Background: Adrenal disorders is rare life-threatening conditions needed high awareness for earlier diagnosis. The aim of this study is to see the pattern and spectrum of adrenal disorders in Southern Iraq. Methods: Retrospective electronic database analysis of Faiha Specialized Diabetes, Endocrine and Metabolism Center (FDEMC) in Basrah, the largest tertiary referring Center in the Southern Iraq. Only adults 18 years and above analysed. Results: The total referred patients for presumed adrenal disorders were 5064(6%) of 83473 new patients seen over 11 years for the period of August 2008 to August 2019.The commonest adrenal disease were due to glucocorticoids misuse in 2407/5064 (47.5%),followed by adrenal endocrine hypertension in 883/5064 (17.4%),than adrenal insufficiency in 340/5064 (6.7%), hirsutism in 264/5064 (5.2%), hypopituitarism 85/5064 (1.6%) and congenital adrenal hyperplasia in 78/5064 (1.5%).Rare causes of adrenal disorder were primary aldosteronism in 30/5064 (0.5%), Addison disease in 26/5064 (0.5%), pheochromocytoma in 19/5064 (0.4%), autoimmune polyendocrine syndromes in 19/5064 (0.4%), ACTH independent Cushing syndrome in 17(0.3%), ACTH dependent Cushing syndrome in 4(0.07%), subclinical Cushing syndrome in 4(0.07%), ectopic ACTH syndrome in 1(0.01%), adrenal cyst in 9(0.1%), adrenal myelolipoma in 5(0.09%), adrenocortical carcinoma in 3(0.05%),and paraganglioma in 2(0.04%).One of the paraganglioma were secretory. Patients characteristics for those with glucocorticoids misuse showed that female forming the bulk of cases in 1708/2407 (70.9%), and mean age of 39.5±12.3 years. Urban constitutes 1306/2407 (54.3%),and 629/2407 (26.1%) were illiterates. There were 706/2407 (29.3%) with established type 2 diabetes mellitus(with all the risks of loss of glycemic control) and glucocorticoids misuse causes 105/2407 (4.3%) incident diabetes. Conclusion: Glucocorticoids misuse constituted the bulk of referral for adrenal disorders in Basrah. A lot of work needed to reduce the prevalence of this new high-risk iatrogenic disease.

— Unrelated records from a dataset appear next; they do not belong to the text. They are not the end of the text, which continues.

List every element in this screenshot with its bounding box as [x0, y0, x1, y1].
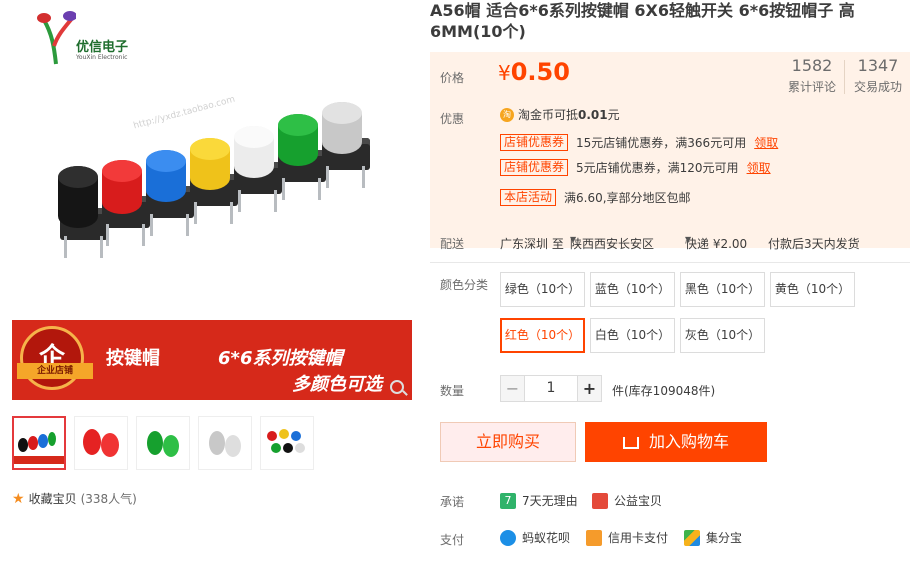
quantity-decrease-button[interactable]: − — [500, 375, 525, 402]
coin-unit: 元 — [607, 108, 620, 122]
stat-divider — [844, 60, 845, 94]
add-to-cart-button[interactable]: 加入购物车 — [585, 422, 767, 462]
coin-text: 淘金币可抵 — [518, 108, 579, 122]
promo-banner: 企 企业店铺 按键帽 6*6系列按键帽 多颜色可选 — [12, 320, 412, 400]
sales-count: 1347 — [857, 56, 899, 75]
payment-credit-card[interactable]: 信用卡支付 — [586, 529, 668, 546]
jifenbao-label: 集分宝 — [706, 531, 743, 545]
enterprise-label: 企业店铺 — [17, 363, 93, 379]
seven-day-icon: 7 — [500, 492, 516, 509]
buy-now-button[interactable]: 立即购买 — [440, 422, 576, 462]
thumbnail-2[interactable] — [74, 416, 128, 470]
payment-label: 支付 — [440, 533, 465, 547]
destination-text: 陕西西安长安区 — [570, 237, 655, 251]
thumbnail-1[interactable] — [12, 416, 66, 470]
delivery-from: 广东深圳 至 — [500, 237, 564, 251]
activity-text: 满6.60,享部分地区包邮 — [564, 191, 691, 205]
star-icon: ★ — [12, 490, 25, 507]
jifenbao-icon — [684, 529, 700, 546]
shop-logo: 优信电子 YouXin Electronic — [26, 4, 136, 70]
product-gallery: 优信电子 YouXin Electronic http://yxdz.taoba… — [12, 0, 412, 507]
coupon-text: 15元店铺优惠券，满366元可用 — [576, 136, 747, 150]
credit-card-label: 信用卡支付 — [608, 531, 669, 545]
delivery-label: 配送 — [440, 237, 465, 251]
sku-option-white[interactable]: 白色（10个） — [590, 318, 675, 353]
coupon-tag: 店铺优惠券 — [500, 134, 569, 151]
charity-heart-icon — [592, 492, 608, 509]
favorite-count: (338人气) — [80, 492, 137, 506]
coin-amount: 0.01 — [578, 107, 608, 122]
sku-label: 颜色分类 — [440, 278, 489, 292]
keycaps-photo — [42, 102, 382, 280]
banner-title-right: 6*6系列按键帽 — [218, 348, 343, 369]
coupon-row-1: 店铺优惠券 15元店铺优惠券，满366元可用 领取 — [500, 134, 778, 151]
sku-option-grey[interactable]: 灰色（10个） — [680, 318, 765, 353]
sku-option-black[interactable]: 黑色（10个） — [680, 272, 765, 307]
huabei-label: 蚂蚁花呗 — [522, 531, 571, 545]
favorite-label: 收藏宝贝 — [28, 492, 77, 506]
payment-jifenbao[interactable]: 集分宝 — [684, 529, 742, 546]
banner-title-left: 按键帽 — [106, 348, 160, 369]
promise-charity-label: 公益宝贝 — [614, 494, 663, 508]
huabei-icon — [500, 529, 516, 546]
quantity-increase-button[interactable]: + — [577, 375, 602, 402]
add-to-cart-label: 加入购物车 — [648, 432, 729, 451]
thumbnail-5[interactable] — [260, 416, 314, 470]
reviews-label: 累计评论 — [787, 80, 836, 94]
method-text: 快递 ¥2.00 — [685, 237, 748, 251]
currency-symbol: ¥ — [498, 61, 511, 85]
promise-7day-label: 7天无理由 — [522, 494, 578, 508]
coupon-row-2: 店铺优惠券 5元店铺优惠券，满120元可用 领取 — [500, 159, 771, 176]
product-title: A56帽 适合6*6系列按键帽 6X6轻触开关 6*6按钮帽子 高6MM(10个… — [430, 1, 855, 41]
section-divider — [430, 262, 910, 263]
store-activity: 本店活动 满6.60,享部分地区包邮 — [500, 189, 691, 206]
logo-brand-text: 优信电子 — [76, 40, 129, 55]
thumbnail-4[interactable] — [198, 416, 252, 470]
sku-option-red[interactable]: 红色（10个） — [500, 318, 585, 353]
credit-card-icon — [586, 529, 602, 546]
price-panel: 价格 ¥0.50 1582 累计评论 1347 交易成功 优惠 淘 淘金币可抵 0… — [430, 52, 910, 248]
quantity-stepper: − 1 + — [500, 375, 602, 402]
promise-charity[interactable]: 公益宝贝 — [592, 492, 662, 509]
logo-brand-en: YouXin Electronic — [76, 54, 128, 61]
sku-option-yellow[interactable]: 黄色（10个） — [770, 272, 855, 307]
taobao-coin-icon: 淘 — [500, 107, 514, 122]
taobao-coin: 淘 淘金币可抵 0.01 元 — [500, 106, 620, 123]
ship-time: 付款后3天内发货 — [768, 237, 860, 251]
stock-text: 件(库存109048件) — [612, 384, 716, 398]
reviews-stat[interactable]: 1582 累计评论 — [782, 56, 842, 95]
favorite-item[interactable]: ★ 收藏宝贝 (338人气) — [12, 490, 137, 507]
price-label: 价格 — [440, 71, 465, 85]
enterprise-badge: 企 企业店铺 — [17, 326, 93, 390]
main-product-image[interactable]: 优信电子 YouXin Electronic http://yxdz.taoba… — [12, 0, 412, 400]
chevron-down-icon: ▼ — [570, 235, 577, 244]
product-info: A56帽 适合6*6系列按键帽 6X6轻触开关 6*6按钮帽子 高6MM(10个… — [430, 0, 910, 547]
thumbnail-3[interactable] — [136, 416, 190, 470]
activity-tag: 本店活动 — [500, 189, 557, 206]
cart-icon — [622, 436, 639, 449]
coupon-text: 5元店铺优惠券，满120元可用 — [576, 161, 739, 175]
chevron-down-icon: ▼ — [685, 235, 692, 244]
reviews-count: 1582 — [791, 56, 833, 75]
price-number: 0.50 — [510, 58, 570, 86]
thumbnail-strip — [12, 416, 322, 470]
payment-huabei[interactable]: 蚂蚁花呗 — [500, 529, 570, 546]
zoom-icon[interactable] — [390, 380, 404, 394]
quantity-input[interactable]: 1 — [525, 375, 577, 402]
promise-7day[interactable]: 7 7天无理由 — [500, 492, 578, 509]
price-value: ¥0.50 — [498, 58, 570, 86]
banner-subtitle: 多颜色可选 — [292, 374, 382, 395]
promo-label: 优惠 — [440, 112, 465, 126]
sku-option-blue[interactable]: 蓝色（10个） — [590, 272, 675, 307]
claim-coupon-link[interactable]: 领取 — [754, 134, 778, 151]
logo-icon — [37, 11, 76, 65]
sku-option-green[interactable]: 绿色（10个） — [500, 272, 585, 307]
claim-coupon-link[interactable]: 领取 — [747, 159, 771, 176]
sales-stat: 1347 交易成功 — [848, 56, 908, 95]
coupon-tag: 店铺优惠券 — [500, 159, 569, 176]
quantity-label: 数量 — [440, 384, 465, 398]
sales-label: 交易成功 — [853, 80, 902, 94]
promise-label: 承诺 — [440, 495, 465, 509]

MON-200 Clinical Characterizations of Aldosterone- and Cortisol-Producing Adrenal Tumors in Primary Aldosteronism

Objective: Aldosterone- and cortisol-producing adrenal tumors (A/CPTs) are considered to be a subtype of primary aldosteronism (PA). The clinical characterizations of these tumors are still unclear, and they are often neglected by clinicians. The aim of this study was to summarize the clinical characterizations of these tumors to reduce the missed diagnosis. Methods: The clinical, imaging and pathological data of patients with PA admitted to our hospital from January 1, 2013 to December 31, 2016 was reviewed. All the PA patients with a combination of a positive aldosterone-to-renin ratio (ARR) and a positive captopril challenge test (CCT), in whom the dexamethasone inhibition test was performed as well, were included in our study. These patients were divided into two groups, A/CPTs group and simple PA group, according to the function of cortisol secretion. The data of the two groups were compared and analyzed with SPSS 23.0. P<0.05 was statistically significant. Results: There were 87 patients with PA included in our study, 32 of whom (36.8%) were diagnosed with A/CPTs. In these 32 A/CPTs patients, 31 patients (96.9%) were combined with subclinical Cushing syndrome. Compared to these in simple PA group (n=55), the patients in A/CPTs group (n=32) were elder (53.81±10.70 ys vs 48.42±10.17 ys, P=0.022), with larger diameter of adrenal tumors (1.50cm vs 1.15cm, P=0.001), higher fasting plasma glucose (5.33mmo/L vs 4.99mmol/L, P=0.047), higher serum cortisol levels and lower serum ACTH levels (all P<0.05). 24 patients in A/CPTs group and 23 patients in simple PA group underwent adrenalectomy. 6 patients (25.0%) in A/CPTs group and 3 patients (13.0%) in simple PA group received glucocorticoid replacement therapy after adrenalectomy. Conclusions:The prevalence of A/CPTs in PA is high. The patients with A/CPTs are mainly combined with subclinical Cushing syndrome, and prone to need glucocorticoid replacement therapy. Therefore, we recommend that all patients with PA should evaluate the function of cortisol secretion, and all patients with A/CPTs should be followed up closely after adrenalectomy to reduce the morbidity of adrenal insufficiency.